In this blog post, I need clarification why SQL server would choose a particular type of scan:
Let’s assume for simplicities sake that col1 is unique and is ever increasing in value, col2 has 1000 distinct values and there are 10,000,000 rows in the table, and that the clustered index consists of col1, and a nonclustered index exists on col2.
Imagine the query execution plan created for the following initially passed parameters: @P1= 1 @P2=99
These values would result in an optimal queryplan for the following statement using the substituted parameters:
Select * from t where col1 > 1 or col2
99 order by col1;
Now, imagine the query execution plan if the initial parameter values were: @P1 = 6,000,000 and @P2 = 550.

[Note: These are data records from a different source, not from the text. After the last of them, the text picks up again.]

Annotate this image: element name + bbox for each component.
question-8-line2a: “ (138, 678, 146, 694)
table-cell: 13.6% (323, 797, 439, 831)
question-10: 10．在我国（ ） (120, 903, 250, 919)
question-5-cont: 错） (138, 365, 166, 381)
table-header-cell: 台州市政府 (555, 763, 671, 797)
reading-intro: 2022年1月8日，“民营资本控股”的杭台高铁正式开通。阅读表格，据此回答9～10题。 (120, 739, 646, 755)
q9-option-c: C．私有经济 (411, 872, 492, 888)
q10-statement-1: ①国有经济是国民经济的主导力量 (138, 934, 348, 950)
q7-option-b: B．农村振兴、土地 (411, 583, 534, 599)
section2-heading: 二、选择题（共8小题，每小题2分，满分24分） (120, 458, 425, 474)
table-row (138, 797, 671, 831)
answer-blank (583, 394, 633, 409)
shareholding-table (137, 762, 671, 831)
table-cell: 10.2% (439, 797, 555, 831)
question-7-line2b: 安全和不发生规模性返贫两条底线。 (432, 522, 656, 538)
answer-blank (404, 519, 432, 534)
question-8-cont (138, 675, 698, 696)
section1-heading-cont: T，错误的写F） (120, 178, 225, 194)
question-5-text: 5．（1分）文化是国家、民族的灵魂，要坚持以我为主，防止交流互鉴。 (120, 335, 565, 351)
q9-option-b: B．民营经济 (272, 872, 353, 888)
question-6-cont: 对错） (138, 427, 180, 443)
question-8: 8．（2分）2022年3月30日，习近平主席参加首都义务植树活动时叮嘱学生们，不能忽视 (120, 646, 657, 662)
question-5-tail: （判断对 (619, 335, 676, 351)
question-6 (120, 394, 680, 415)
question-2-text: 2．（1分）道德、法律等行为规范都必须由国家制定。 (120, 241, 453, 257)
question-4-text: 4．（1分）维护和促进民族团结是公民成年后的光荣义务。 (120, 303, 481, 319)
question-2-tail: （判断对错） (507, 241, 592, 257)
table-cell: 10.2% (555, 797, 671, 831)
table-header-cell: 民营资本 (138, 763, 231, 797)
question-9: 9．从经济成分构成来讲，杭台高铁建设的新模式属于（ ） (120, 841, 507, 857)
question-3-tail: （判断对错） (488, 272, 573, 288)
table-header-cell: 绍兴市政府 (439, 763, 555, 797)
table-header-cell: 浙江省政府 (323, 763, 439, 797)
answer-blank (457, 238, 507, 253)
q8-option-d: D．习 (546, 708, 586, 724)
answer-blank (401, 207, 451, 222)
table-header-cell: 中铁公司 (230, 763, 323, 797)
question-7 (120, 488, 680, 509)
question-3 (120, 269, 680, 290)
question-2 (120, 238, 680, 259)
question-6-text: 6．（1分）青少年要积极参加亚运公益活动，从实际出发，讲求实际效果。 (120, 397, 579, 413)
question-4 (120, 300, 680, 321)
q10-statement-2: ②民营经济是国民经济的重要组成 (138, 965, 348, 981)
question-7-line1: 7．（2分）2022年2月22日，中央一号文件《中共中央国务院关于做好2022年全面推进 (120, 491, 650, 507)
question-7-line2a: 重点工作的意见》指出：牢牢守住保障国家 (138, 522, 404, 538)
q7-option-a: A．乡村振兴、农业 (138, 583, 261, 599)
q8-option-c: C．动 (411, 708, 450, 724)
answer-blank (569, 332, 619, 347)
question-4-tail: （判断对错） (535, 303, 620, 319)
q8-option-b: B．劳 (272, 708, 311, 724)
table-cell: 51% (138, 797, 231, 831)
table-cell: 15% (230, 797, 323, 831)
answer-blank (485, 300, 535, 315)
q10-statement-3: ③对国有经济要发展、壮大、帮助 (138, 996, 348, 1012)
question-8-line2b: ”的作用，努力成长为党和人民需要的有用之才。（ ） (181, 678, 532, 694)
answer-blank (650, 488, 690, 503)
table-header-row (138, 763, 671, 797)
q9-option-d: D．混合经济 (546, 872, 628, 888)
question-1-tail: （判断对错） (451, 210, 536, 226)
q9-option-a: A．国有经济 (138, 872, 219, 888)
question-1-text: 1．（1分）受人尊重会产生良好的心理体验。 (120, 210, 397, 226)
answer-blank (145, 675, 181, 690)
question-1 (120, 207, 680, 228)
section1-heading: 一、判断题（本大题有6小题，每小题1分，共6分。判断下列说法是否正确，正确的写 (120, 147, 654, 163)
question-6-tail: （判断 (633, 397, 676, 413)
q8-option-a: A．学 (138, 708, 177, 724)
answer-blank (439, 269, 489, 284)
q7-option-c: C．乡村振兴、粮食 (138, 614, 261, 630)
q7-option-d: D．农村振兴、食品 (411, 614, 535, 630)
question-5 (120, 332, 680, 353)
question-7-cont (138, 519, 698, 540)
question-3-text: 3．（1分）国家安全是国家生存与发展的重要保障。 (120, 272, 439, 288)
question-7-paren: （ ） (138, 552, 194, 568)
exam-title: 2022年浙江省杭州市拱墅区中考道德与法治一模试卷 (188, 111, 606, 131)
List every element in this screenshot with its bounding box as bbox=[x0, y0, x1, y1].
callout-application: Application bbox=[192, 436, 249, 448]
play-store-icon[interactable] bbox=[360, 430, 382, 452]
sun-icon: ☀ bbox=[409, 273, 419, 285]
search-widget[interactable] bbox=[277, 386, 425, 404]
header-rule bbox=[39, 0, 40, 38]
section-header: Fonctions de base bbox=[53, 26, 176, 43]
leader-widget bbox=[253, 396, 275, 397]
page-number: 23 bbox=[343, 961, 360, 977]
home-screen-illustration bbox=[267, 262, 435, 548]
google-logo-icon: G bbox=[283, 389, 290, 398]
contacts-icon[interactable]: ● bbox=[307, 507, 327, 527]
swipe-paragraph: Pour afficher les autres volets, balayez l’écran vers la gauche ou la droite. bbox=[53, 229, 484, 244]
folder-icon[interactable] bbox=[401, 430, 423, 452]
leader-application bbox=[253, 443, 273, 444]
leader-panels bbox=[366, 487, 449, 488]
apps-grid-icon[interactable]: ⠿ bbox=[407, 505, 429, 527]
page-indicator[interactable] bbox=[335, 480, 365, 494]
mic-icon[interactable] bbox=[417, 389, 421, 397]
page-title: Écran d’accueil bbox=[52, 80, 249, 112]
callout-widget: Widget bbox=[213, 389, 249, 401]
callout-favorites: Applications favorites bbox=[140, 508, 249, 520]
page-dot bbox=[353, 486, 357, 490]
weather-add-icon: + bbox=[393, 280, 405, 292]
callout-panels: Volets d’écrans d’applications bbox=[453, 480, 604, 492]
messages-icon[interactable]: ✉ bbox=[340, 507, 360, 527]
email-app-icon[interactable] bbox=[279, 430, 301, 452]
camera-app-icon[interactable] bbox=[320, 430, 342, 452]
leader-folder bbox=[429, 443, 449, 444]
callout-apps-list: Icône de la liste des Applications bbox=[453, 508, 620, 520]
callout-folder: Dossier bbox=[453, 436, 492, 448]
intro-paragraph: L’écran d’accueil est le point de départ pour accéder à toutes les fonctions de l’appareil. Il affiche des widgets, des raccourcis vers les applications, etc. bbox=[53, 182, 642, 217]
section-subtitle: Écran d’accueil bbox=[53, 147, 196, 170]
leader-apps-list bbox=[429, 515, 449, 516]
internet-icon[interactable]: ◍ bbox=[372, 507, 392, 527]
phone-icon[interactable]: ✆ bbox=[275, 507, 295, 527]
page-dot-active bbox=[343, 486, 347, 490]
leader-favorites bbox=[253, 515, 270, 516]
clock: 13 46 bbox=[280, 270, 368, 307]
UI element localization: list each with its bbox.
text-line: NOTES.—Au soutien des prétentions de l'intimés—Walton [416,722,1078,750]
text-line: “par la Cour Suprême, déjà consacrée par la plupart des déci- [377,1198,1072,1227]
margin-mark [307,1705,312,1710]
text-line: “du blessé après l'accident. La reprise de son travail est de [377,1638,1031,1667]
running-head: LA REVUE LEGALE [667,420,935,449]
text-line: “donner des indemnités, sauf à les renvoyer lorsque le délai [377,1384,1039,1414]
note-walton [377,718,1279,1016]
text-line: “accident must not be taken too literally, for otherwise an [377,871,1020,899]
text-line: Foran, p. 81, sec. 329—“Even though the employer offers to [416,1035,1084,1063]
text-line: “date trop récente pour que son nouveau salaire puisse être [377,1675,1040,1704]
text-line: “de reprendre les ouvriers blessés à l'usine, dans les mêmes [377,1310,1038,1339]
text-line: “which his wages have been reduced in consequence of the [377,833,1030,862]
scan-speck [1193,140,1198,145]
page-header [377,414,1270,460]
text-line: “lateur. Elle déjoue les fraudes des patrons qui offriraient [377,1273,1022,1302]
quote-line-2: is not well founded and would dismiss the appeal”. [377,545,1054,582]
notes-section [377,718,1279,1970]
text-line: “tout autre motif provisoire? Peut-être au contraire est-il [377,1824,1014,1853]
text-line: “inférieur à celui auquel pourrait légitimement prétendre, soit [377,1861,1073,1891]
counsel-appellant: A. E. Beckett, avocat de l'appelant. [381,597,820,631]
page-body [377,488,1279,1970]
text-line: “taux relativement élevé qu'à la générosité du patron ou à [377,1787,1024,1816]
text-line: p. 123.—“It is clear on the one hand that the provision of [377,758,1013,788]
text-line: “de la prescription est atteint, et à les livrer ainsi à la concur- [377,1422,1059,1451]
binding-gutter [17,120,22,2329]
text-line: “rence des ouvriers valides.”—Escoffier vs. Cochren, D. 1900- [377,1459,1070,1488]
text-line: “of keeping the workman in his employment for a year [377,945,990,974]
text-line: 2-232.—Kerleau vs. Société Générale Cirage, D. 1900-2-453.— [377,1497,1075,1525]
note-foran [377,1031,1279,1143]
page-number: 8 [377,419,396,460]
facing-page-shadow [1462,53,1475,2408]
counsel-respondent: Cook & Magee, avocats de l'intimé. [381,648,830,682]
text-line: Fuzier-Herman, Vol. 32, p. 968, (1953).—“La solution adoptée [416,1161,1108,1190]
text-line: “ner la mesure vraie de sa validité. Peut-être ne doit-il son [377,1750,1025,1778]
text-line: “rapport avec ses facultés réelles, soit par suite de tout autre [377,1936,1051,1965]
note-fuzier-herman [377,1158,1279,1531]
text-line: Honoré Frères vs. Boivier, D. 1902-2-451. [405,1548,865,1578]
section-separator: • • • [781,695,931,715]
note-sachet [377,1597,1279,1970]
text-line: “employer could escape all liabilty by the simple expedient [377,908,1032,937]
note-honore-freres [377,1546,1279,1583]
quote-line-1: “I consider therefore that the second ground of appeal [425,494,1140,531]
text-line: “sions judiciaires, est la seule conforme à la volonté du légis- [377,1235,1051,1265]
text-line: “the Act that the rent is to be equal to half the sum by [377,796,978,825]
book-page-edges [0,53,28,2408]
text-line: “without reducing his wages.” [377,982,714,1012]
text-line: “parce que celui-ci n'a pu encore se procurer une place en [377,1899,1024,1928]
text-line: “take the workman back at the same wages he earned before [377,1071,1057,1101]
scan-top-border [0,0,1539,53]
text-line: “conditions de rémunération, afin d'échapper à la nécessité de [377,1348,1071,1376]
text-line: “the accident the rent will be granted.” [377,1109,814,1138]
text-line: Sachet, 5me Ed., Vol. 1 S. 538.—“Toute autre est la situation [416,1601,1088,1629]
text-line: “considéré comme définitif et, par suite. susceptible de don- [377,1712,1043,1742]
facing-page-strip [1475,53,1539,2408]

As before, an optimal queryplan would be created after substituting the passed parameters:
Select * from t where col1 > 6000000 or col2 > 550 order by col1;
These two identical parameterized SQL Statements would potentially create and cache very different execution plans due to the difference of the initially passed parameter values. However, since SQL Server only caches one execution plan per query, chances are very high that in the first case the query execution plan will utilize a clustered index scan because of the ‘col1 > 1’ parameter substitution. Whereas, in the second case a query execution plan using index seek would most likely be created.
Why would the first query use a clustered index, and a index seek in the second query?